Grève à Radio France contre Charles Sapin : un malaise palpable
Les 13 et 14 septembre, les antennes de Radio France, notamment France Inter, France Info et France Culture, étaient silencieuses en raison d’une grève des journalistes. Ce mouvement de protestation fait suite à la nomination de Charles Sapin, ancien journaliste du magazine Le Point, comme éditorialiste.

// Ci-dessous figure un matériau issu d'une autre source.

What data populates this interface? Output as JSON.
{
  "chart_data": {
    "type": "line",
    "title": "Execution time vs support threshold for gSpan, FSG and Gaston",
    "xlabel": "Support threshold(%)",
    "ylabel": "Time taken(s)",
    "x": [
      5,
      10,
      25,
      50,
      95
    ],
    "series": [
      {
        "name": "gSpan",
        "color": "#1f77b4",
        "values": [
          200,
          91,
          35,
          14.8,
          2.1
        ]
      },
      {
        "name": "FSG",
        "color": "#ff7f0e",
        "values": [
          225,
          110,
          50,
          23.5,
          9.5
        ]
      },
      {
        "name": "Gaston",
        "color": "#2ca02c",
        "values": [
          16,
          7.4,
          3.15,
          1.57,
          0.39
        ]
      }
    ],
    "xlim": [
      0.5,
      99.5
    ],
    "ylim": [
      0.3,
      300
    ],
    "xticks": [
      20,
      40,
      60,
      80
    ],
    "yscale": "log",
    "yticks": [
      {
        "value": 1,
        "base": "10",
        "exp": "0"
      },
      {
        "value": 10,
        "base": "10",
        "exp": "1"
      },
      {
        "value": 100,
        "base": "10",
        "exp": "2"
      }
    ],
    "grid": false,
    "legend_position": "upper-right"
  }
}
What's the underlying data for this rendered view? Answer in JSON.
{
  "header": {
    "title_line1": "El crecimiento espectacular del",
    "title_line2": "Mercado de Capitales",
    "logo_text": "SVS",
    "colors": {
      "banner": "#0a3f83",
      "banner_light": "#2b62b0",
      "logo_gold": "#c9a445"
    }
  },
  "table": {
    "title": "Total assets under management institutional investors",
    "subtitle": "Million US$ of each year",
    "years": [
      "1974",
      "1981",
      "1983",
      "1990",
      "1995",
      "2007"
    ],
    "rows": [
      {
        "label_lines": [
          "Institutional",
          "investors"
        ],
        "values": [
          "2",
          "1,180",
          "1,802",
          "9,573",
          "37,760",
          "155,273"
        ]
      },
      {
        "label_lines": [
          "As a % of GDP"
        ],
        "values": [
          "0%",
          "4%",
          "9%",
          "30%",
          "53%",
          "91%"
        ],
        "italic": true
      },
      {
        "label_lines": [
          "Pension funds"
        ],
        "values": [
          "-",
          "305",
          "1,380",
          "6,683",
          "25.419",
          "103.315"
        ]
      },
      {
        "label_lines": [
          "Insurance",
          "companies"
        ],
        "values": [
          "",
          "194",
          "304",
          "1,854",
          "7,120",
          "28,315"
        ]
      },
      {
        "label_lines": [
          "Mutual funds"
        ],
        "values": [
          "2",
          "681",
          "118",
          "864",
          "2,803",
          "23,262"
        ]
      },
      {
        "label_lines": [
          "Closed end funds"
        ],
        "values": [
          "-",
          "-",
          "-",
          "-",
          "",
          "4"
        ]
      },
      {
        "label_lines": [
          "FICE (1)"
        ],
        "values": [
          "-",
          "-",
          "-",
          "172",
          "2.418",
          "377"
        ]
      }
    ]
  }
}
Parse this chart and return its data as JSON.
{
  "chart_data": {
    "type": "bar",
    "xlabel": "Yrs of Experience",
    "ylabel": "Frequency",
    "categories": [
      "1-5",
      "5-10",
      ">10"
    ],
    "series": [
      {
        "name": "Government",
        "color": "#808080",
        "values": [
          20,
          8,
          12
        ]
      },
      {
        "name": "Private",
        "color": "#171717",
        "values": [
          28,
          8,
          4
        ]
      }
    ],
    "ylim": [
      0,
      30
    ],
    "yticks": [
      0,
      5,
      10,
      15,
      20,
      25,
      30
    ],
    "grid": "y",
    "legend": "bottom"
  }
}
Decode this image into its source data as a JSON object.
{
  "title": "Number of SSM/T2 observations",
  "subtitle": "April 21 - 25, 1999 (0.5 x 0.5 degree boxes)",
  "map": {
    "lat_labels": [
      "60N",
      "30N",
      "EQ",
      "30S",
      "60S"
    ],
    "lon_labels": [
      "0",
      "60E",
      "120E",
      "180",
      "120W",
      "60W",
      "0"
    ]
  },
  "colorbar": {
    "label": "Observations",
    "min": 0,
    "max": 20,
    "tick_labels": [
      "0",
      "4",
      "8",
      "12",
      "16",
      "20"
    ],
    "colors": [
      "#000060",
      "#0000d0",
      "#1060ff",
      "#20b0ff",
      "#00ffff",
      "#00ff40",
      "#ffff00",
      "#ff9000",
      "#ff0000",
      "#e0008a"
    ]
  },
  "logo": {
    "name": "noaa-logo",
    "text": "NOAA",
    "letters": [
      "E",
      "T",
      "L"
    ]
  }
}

Sapin, qui est désormais directeur adjoint de Valeurs actuelles, est critiqué pour ses affiliations perçues avec des idées d’extrême droite, un reproche que partage le quotidien suisse Tages-Anzeiger. Ce dernier souligne que Valeurs actuelles a été condamné à plusieurs reprises pour racisme, posant ainsi la question de l’acceptabilité d’un tel recrutement au sein de l’audiovisuel public français.
Depuis le 30 août, Charles Sapin rédige un éditorial politique chaque dimanche matin sur France Inter, sans contradicteur, alors que la France se prépare à de prochaines élections présidentielles.
Nouvelle journée de grève
Lundi 14 septembre, la direction de Radio France a signalé que 12 % des employés étaient en grève. Une assemblée générale a voté à l’unanimité pour une nouvelle journée de grève le 21 septembre, face à l’inflexibilité de la direction, qui invoque le pluralisme. Oliver Meiler, journaliste, note que « l’on sent poindre un certain malaise » au sein de la direction.
En France, les discours d’extrême droite sont de plus en plus présents dans les médias, notamment ceux contrôlés par Vincent Bolloré, ce qui renforce les critiques sur le biais potentiel de l’audiovisuel public.
Deux éditoriaux ont été diffusés depuis la rentrée, abordant des sujets tels que la dette publique et l’intelligence artificielle. Malgré cela, la contestation des journalistes ne semble pas prête à s’estomper, alors que la campagne présidentielle de 2027 est déjà source de tensions médiatiques.